While the world hailed that judgement, the athlete was treated like pariah back home. Dr Mitra, too, was heckled by a few athletes during the 2015 National Games in Thiruvananthapuram, while others refused to stay under the same roof with Dutee. A coach was happy to announce “Dutee Chand nahi Singh hai”. This was just the start of discrimination. “It was one of the worst phases of my life. After when I came back, I was told to stay alone as none of the girls wanted to share a room with me in the training base in Patiala. Previously we used to be housed on twin-sharing basis,” recalls Dutee. During this dark phase she found shelter in Pullela Gopichand’s academy campus in Hyderabad away from all this negativity.

Parental approval

Dutee says that she had broken the news of her relationship to her parents way back then and they were OK with it. “I told them I am in a relationship with a girl, and we are like ‘two sisters’. They told me do whatever I wanted as ‘it is your life’. But now they are criticising me because of my elder sister. She wants me to end this relationship,” claims the 23-year-old after the public spat with her sibling. She also dismisses Saraswati’s claims of blackmail or her plans to get married.

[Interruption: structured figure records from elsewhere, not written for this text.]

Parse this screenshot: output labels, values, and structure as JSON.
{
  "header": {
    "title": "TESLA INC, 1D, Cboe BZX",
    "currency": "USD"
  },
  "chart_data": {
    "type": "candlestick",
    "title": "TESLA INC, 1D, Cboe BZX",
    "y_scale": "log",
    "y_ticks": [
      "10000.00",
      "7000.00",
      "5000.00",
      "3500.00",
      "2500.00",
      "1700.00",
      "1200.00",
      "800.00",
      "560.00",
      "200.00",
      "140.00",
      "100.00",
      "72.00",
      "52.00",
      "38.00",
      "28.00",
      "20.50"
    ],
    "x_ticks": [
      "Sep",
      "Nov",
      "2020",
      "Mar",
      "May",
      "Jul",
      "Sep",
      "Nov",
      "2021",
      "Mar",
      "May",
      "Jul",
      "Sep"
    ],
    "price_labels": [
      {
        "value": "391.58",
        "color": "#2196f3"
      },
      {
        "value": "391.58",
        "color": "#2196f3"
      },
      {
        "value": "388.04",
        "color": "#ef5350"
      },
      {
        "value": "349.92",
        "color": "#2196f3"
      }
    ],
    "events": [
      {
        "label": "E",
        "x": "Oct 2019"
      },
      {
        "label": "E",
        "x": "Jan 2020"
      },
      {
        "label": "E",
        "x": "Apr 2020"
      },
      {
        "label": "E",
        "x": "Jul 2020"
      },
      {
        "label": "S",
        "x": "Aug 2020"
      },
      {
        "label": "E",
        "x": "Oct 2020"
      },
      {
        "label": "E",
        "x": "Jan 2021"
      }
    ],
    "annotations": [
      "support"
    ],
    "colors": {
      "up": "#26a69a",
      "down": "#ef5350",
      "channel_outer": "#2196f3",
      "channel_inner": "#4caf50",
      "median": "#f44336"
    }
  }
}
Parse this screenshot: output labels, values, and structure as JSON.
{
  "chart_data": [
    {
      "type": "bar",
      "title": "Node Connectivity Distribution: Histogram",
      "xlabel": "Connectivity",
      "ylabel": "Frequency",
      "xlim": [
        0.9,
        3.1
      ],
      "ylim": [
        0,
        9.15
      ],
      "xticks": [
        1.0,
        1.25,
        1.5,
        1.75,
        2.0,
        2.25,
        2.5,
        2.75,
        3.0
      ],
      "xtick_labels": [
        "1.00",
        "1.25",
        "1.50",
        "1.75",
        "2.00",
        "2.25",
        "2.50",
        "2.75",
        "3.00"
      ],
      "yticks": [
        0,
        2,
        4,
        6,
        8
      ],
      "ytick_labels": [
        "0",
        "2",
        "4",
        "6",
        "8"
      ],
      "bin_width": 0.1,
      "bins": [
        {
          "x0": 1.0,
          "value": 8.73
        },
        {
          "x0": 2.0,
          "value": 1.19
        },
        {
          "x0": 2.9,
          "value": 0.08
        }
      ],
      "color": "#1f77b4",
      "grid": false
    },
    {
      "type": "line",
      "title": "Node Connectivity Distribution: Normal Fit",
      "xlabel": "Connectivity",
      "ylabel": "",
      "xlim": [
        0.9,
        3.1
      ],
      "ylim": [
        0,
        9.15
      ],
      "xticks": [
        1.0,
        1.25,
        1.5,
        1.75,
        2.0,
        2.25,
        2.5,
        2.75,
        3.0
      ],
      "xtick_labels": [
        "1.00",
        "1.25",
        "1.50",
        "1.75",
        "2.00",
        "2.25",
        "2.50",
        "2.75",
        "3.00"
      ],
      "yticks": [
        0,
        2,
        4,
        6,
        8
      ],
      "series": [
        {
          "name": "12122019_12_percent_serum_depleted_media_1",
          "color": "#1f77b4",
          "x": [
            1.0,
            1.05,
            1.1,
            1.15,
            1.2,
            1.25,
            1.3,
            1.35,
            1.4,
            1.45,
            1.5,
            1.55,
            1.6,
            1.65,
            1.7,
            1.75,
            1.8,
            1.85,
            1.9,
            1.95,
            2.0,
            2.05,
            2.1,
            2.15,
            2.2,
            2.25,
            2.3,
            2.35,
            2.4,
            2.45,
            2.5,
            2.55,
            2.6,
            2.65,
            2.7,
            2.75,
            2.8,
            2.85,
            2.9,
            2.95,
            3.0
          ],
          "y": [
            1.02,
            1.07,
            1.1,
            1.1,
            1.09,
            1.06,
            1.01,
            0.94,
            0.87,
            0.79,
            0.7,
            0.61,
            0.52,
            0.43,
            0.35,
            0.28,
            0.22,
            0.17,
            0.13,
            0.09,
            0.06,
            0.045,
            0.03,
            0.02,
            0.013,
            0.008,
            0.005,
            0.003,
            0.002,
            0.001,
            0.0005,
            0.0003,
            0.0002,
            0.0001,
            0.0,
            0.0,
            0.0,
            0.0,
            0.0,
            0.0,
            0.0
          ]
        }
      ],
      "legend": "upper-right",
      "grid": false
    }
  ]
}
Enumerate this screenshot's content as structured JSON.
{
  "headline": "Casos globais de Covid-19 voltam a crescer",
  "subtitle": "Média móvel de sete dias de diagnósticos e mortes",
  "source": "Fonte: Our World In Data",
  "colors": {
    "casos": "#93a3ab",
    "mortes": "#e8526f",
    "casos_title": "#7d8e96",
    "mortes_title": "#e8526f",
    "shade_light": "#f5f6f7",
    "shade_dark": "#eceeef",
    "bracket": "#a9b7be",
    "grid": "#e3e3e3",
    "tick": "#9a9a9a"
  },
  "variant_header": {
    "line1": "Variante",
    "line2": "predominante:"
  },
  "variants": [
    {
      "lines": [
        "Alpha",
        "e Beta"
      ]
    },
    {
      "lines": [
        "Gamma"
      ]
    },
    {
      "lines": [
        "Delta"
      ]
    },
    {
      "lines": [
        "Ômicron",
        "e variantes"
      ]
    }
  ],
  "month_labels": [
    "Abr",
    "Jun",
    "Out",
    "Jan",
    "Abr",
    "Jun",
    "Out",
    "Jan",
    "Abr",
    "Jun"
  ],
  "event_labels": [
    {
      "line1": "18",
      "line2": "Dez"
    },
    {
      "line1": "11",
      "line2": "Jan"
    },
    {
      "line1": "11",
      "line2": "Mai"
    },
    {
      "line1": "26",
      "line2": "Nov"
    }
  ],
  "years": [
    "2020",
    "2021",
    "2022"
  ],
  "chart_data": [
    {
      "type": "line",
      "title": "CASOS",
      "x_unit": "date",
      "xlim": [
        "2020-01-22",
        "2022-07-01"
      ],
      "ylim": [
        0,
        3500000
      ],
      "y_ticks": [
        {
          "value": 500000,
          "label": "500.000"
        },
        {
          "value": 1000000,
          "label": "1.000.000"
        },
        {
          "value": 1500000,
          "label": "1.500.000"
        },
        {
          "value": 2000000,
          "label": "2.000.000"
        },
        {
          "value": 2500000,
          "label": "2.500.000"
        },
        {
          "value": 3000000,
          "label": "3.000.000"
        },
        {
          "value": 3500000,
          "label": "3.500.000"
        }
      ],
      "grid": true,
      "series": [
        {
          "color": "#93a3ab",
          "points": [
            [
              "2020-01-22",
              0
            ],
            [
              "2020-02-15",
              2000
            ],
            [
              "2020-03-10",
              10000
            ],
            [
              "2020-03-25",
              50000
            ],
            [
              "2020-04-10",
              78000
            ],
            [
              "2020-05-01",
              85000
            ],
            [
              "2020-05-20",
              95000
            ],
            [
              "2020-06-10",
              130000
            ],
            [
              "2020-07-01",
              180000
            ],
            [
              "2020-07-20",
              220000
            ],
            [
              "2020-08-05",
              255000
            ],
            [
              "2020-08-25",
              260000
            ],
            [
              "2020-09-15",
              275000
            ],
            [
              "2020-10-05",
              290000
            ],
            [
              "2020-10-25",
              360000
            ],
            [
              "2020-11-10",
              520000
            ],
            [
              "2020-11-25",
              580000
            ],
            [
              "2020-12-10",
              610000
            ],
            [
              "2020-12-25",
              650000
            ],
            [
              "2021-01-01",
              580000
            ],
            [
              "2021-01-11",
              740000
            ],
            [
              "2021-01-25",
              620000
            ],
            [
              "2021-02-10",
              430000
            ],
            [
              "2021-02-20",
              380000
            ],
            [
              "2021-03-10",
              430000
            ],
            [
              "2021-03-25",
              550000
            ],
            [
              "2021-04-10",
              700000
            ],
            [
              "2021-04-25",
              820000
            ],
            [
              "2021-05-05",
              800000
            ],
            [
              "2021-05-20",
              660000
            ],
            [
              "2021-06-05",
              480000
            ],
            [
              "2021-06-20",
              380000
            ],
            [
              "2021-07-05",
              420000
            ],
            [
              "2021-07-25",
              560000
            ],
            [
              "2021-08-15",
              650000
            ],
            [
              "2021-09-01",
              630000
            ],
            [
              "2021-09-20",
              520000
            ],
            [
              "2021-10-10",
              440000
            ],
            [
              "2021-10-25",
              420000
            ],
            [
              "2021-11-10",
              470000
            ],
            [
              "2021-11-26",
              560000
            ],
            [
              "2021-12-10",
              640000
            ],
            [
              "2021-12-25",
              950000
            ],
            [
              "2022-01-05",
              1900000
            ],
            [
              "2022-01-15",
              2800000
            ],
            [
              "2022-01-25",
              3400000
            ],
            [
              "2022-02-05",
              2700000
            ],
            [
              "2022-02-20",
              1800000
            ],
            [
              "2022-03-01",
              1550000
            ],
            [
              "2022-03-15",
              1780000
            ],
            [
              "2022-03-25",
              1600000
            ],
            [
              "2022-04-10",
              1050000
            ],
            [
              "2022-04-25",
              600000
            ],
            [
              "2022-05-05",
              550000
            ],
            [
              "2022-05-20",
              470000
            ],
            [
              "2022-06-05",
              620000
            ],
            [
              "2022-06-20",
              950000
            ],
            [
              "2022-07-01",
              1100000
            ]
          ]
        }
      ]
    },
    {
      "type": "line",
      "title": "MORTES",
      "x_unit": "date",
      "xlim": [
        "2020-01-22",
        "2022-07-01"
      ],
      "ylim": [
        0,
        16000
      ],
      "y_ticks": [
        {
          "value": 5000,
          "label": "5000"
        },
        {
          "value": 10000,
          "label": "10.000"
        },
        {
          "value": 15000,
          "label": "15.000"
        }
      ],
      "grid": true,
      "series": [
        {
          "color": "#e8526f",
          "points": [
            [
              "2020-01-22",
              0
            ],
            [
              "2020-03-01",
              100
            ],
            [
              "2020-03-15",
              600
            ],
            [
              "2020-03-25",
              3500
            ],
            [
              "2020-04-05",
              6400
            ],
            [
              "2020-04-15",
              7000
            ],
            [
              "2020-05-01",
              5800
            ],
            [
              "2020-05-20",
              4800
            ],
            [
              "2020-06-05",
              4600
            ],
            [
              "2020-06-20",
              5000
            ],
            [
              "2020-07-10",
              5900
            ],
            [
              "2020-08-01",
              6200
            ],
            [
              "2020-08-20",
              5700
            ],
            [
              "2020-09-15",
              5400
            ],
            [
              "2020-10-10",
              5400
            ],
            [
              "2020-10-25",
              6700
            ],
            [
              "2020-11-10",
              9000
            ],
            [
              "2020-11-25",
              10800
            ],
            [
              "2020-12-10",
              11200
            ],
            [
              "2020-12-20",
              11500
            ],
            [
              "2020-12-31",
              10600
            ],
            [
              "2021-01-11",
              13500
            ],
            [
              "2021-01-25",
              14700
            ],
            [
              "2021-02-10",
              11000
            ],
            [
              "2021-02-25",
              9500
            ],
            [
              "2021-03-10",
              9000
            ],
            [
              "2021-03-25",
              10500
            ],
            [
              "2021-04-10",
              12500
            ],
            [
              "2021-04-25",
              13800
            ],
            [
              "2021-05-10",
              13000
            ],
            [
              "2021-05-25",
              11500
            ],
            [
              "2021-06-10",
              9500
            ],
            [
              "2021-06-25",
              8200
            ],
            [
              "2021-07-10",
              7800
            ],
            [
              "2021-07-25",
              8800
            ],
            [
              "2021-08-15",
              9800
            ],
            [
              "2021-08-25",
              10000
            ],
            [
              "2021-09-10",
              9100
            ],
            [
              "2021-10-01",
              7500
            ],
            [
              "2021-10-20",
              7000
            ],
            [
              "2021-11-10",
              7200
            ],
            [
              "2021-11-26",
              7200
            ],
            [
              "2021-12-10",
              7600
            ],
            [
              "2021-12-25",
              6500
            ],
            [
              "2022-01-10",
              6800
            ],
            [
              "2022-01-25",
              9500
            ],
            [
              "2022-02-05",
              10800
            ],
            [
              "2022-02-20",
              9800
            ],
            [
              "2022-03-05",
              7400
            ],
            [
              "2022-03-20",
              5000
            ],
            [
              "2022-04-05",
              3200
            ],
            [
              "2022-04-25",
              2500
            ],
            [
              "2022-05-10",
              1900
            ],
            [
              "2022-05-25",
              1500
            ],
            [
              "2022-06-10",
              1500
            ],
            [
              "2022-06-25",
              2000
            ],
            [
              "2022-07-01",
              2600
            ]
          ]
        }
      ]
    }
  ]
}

“We don’t get to spend enough time with each other as I stay mostly in Hyderabad for training. I visit her sometimes but I have a career as well. I am still looking to qualify and run at the Olympics. I have not come out to gain public sympathy neither will I marry for same ‘ki duniya ko kuch dikhana hai ye karke’. We haven’t decided on anything. 

“My sister thinks my partner’s family want to usurp my money and property. But let me clarify, it is my money and I will be the sole person to decide how I spend it. But I am not a fool that I will give everything to my partner’s family just because I am in love. I may help them from time to time but I won’t give them all,” she said.

All she wants at the moment is this storm to blow out. Until then she will keep slugging it out with whatever or whoever comes in way of her dreams.